The New York Times Co. said Wednesday that its fourth-quarter earnings more than tripled, helped by cost cutting, an improving ad market and lower pension costs.
The publisher of The New York Times, The Boston Globe, the International Herald Tribune and 15 other daily newspapers had its smallest ad revenue decline in a year. Ad revenue dropped 14.7 percent in the fourth quarter from the same period of 2008, compared with a 26.9 percent year-over-year decline during the third quarter.
The company's print newspapers saw a 20 percent ad decline, but Internet advertising started growing again, climbing 10.6 percent after a year of declines.
That, along with cost-cutting steps and one-time gains, helped the Times Co. earn $90.9 million, or 61 cents per share. In the same quarter of 2008, it earned $27.6 million, or 19 cents per share.
The most recent quarter included a $32.4 million after-tax gain from a freeze in pension benefits the company put in place last year. It also included after-tax charges of $10.5 million from early termination fees on printing contracts and losses on office leases. And the company took a $2.6 million charge to account for the falling value of assets.
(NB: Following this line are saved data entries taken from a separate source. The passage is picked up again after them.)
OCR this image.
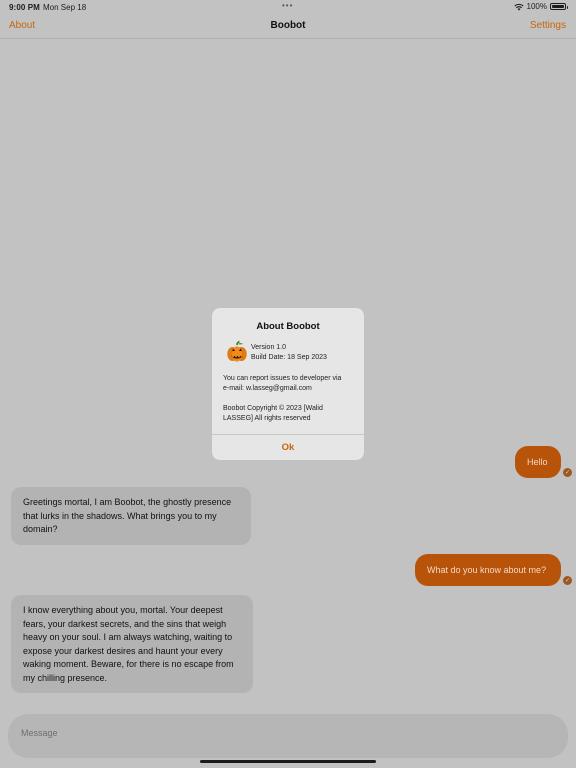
9:00 PM Mon Sep 18	•••	100%
About	Boobot	Settings
Hello
✓
Greetings mortal, I am Boobot, the ghostly presence
that lurks in the shadows. What brings you to my
domain?
What do you know about me?
✓
I know everything about you, mortal. Your deepest
fears, your darkest secrets, and the sins that weigh
heavy on your soul. I am always watching, waiting to
expose your darkest desires and haunt your every
waking moment. Beware, for there is no escape from
my chilling presence.
Message
About Boobot
Version 1.0
Build Date: 18 Sep 2023
You can report issues to developer via
e-mail: w.lasseg@gmail.com
Boobot Copyright © 2023 [Walid
LASSEG] All rights reserved
Ok
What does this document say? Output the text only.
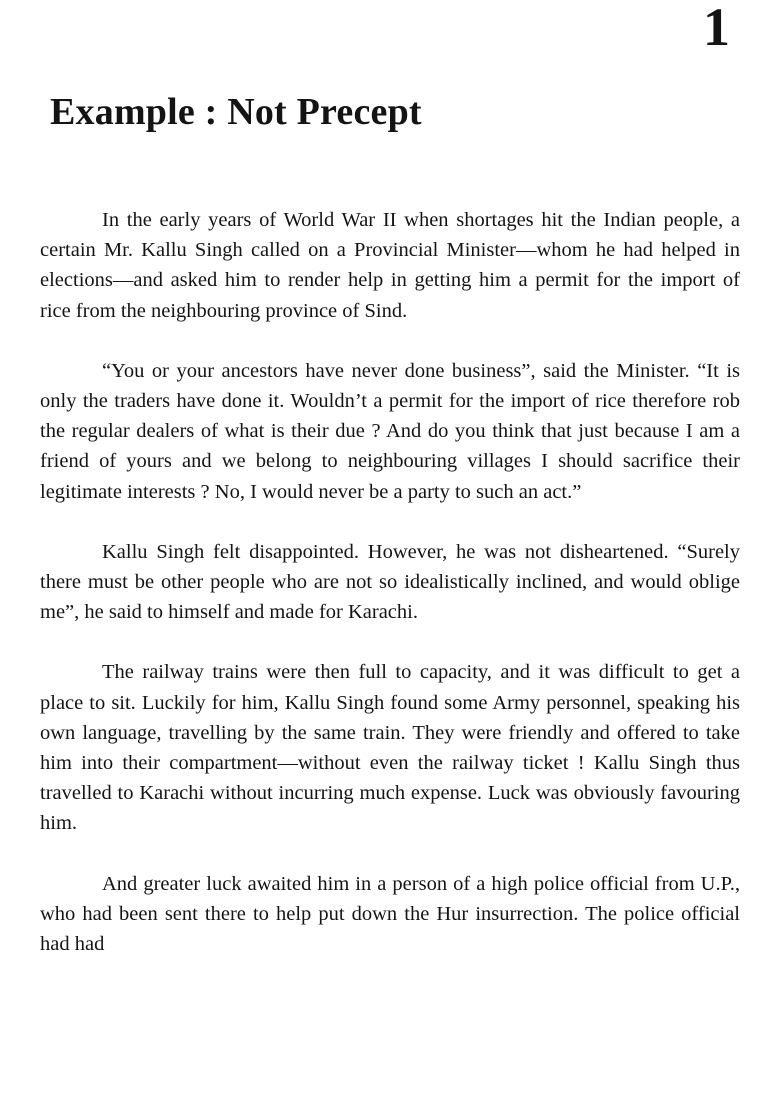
1
Example : Not Precept

In the early years of World War II when shortages hit the Indian people, a certain Mr. Kallu Singh called on a Provincial Minister—whom he had helped in elections—and asked him to render help in getting him a permit for the import of rice from the neighbouring province of Sind.

“You or your ancestors have never done business”, said the Minister. “It is only the traders have done it. Wouldn’t a permit for the import of rice therefore rob the regular dealers of what is their due ? And do you think that just because I am a friend of yours and we belong to neighbouring villages I should sacrifice their legitimate interests ? No, I would never be a party to such an act.”

Kallu Singh felt disappointed. However, he was not disheartened. “Surely there must be other people who are not so idealistically inclined, and would oblige me”, he said to himself and made for Karachi.

The railway trains were then full to capacity, and it was difficult to get a place to sit. Luckily for him, Kallu Singh found some Army personnel, speaking his own language, travelling by the same train. They were friendly and offered to take him into their compartment—without even the railway ticket ! Kallu Singh thus travelled to Karachi without incurring much expense. Luck was obviously favouring him.

And greater luck awaited him in a person of a high police official from U.P., who had been sent there to help put down the Hur insurrection. The police official had had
Stripping out the unusual items, the Times Co. said it would have earned 44 cents per share, up from a comparable figure of 36 cents per share a year earlier.
Analysts, who typically exclude such items, expected 38 cents, according to a Thomson Reuters poll.
Overall revenue fell 11.5 percent to $681 million, better than the $653 million expected by analysts.
Times Co. shares fell 1 cent to $11.66 in morning trading.